On Monday, Fort Bend ISD Board of Trustees President Kristin Tassin told the Fort Bend Star that it would violate the state’s open meeting laws for a majority of the board to attend such a meeting. She also said that she and several other board members had scheduling conflicts with the meeting time.
“I have personally met twice with Representative Reynolds on that, so it’s really not accurate to say he’s only heard from two board members,” Tassin said.
She said the board’s position has been made clear that they would consider single-member districts if the community presented a petition to have it on the ballot for a vote. So far that has not happened.
FBISD Trustee Addie Heyliger, who is black and lives in Fresno, attended the session and the board’s only other racial minority, KP George, who also supports single-member districts, said he had a prior engagement. The seven-member FBISD school board is predominately white. The district is the most racially and ethnically diverse in the nation, said Reynolds.
“You look at the demographics. The district is majority minority but that diversity is not reflected on the board,” Reynolds said.
At issue, said Vanesia Johnson, is representation and buy-in from all trustees. Johnson, a former FBISD candidate who sat on the panel, said the school board has resisted single-member district because they do not want conflict among board members.
“But the last thing I want is a kumbaya board. I want intense dialogue about discrepancies and disparities in our schools. But I hear, that’s not our problem, call Addie, call the Texas School Board Association. We have a system that doesn’t make you accountable and accessible. It’s systemically designed that way,” said Johnson.
Realtor and panelist Tremaine Chatman echoed those concerns.
“I lived in Alief over 10 years, very diverse schools. Not too many schools are lacking. But in Fort Bend, on the east side, every school is lacking. Willowridge has mold problems, other elementaries with mold problems. You look on the west side, they are not having issues. It’s a big issue when you don’t have somebody represent you in your area,” Chatman said.
The meeting, held on the HCC Missouri City campus, attracted politicians pursuing votes in the upcoming May election and community residents concerned about their schools.
More important than single-member districts, said panelist the Rev. David Sincere, is the importance of a platform for candidates running and failing schools within the FBISD.
“We are in the middle of an academic crisis on the east side of Fort Bend County,” Sincere said.
He was referring to reports showing that 60 percent of students in the Willow Ridge feeder are not reading at an appropriate level.
“When we talk about single-member districts, we have to take some responsibility for what’s happening to these kids in the district in terms of being parents, community leaders, pastors and all the above. If these kids cannot read, they don’t have a future,” Sincere said.
“We need to fight for these kids,” he added.

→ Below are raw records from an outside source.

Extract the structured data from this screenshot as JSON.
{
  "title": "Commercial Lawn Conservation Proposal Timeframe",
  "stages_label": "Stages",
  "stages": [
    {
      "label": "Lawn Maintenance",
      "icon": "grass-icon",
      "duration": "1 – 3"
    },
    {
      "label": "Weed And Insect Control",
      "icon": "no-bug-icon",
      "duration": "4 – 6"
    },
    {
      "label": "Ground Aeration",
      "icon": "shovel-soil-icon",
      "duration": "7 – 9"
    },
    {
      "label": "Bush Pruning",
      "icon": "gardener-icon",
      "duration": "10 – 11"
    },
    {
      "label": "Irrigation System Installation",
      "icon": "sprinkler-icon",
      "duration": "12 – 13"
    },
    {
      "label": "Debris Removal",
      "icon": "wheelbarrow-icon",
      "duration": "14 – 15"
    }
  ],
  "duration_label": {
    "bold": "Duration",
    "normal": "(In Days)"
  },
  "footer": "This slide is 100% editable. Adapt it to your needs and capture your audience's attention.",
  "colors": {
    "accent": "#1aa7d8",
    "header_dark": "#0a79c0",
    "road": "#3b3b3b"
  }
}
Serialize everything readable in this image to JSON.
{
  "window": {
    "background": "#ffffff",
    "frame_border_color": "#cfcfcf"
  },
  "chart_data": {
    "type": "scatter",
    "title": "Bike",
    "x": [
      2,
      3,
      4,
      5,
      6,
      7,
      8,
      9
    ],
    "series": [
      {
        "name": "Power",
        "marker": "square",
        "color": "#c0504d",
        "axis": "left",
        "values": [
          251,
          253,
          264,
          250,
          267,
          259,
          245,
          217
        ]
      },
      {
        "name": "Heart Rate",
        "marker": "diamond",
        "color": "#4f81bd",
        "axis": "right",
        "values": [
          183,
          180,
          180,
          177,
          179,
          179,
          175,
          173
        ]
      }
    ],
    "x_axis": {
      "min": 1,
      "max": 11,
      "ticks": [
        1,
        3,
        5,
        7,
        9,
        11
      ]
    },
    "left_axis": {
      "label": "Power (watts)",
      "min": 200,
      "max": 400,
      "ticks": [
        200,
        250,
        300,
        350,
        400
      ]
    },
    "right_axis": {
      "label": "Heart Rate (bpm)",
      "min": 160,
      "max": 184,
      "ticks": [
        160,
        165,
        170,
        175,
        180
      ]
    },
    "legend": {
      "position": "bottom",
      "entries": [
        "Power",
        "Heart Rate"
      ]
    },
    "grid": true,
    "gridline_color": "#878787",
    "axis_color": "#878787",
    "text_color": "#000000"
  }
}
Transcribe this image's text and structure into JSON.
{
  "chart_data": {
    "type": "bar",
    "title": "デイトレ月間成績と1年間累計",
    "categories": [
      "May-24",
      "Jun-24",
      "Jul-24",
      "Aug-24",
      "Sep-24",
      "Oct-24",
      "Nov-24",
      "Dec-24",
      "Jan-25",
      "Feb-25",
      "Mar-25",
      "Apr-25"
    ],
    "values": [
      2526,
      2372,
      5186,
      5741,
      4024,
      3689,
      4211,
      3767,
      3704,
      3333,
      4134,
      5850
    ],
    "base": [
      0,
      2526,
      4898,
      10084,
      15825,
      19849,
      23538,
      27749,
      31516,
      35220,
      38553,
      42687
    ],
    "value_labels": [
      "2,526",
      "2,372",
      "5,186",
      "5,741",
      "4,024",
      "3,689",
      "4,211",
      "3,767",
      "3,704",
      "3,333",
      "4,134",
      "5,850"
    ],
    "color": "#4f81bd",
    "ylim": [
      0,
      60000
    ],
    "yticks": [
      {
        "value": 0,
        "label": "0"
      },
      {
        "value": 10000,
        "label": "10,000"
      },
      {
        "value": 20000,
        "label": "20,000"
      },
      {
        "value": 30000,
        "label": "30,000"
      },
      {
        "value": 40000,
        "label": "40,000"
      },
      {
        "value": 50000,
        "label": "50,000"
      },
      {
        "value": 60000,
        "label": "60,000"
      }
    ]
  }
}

The meeting was organized by Reynolds and the Rise Up for Representation Community Forum. The Rise Up for Representation Community Forum is a coalition of organizations including ACLU Texas, the Alpha Phi Alpha Fraternity – Fort Bend Chapter, Citizens Advocation for Social Equality (CASE), the Fort Bend CAN (Community Action Network), Fort Bend Employee Federation, Fort Bend Super Neighborhood 41, League of Women Voters Fort Bend, GATEKEEPERS and the NAACP Missouri City and vicinity.
Members left feeling excited about the possibilities.
“It’s gonna take a plan,” said Johnson. “Rise is about mobilizing the community for action. If we do have a problem, who can we go to when only two people adequately respond to us?”
Reynolds said he was pleased with the meeting.
“This was a good representation of the district and they really want to see us move toward a single member or a hybrid of a single member and an at-large,” said Reynolds.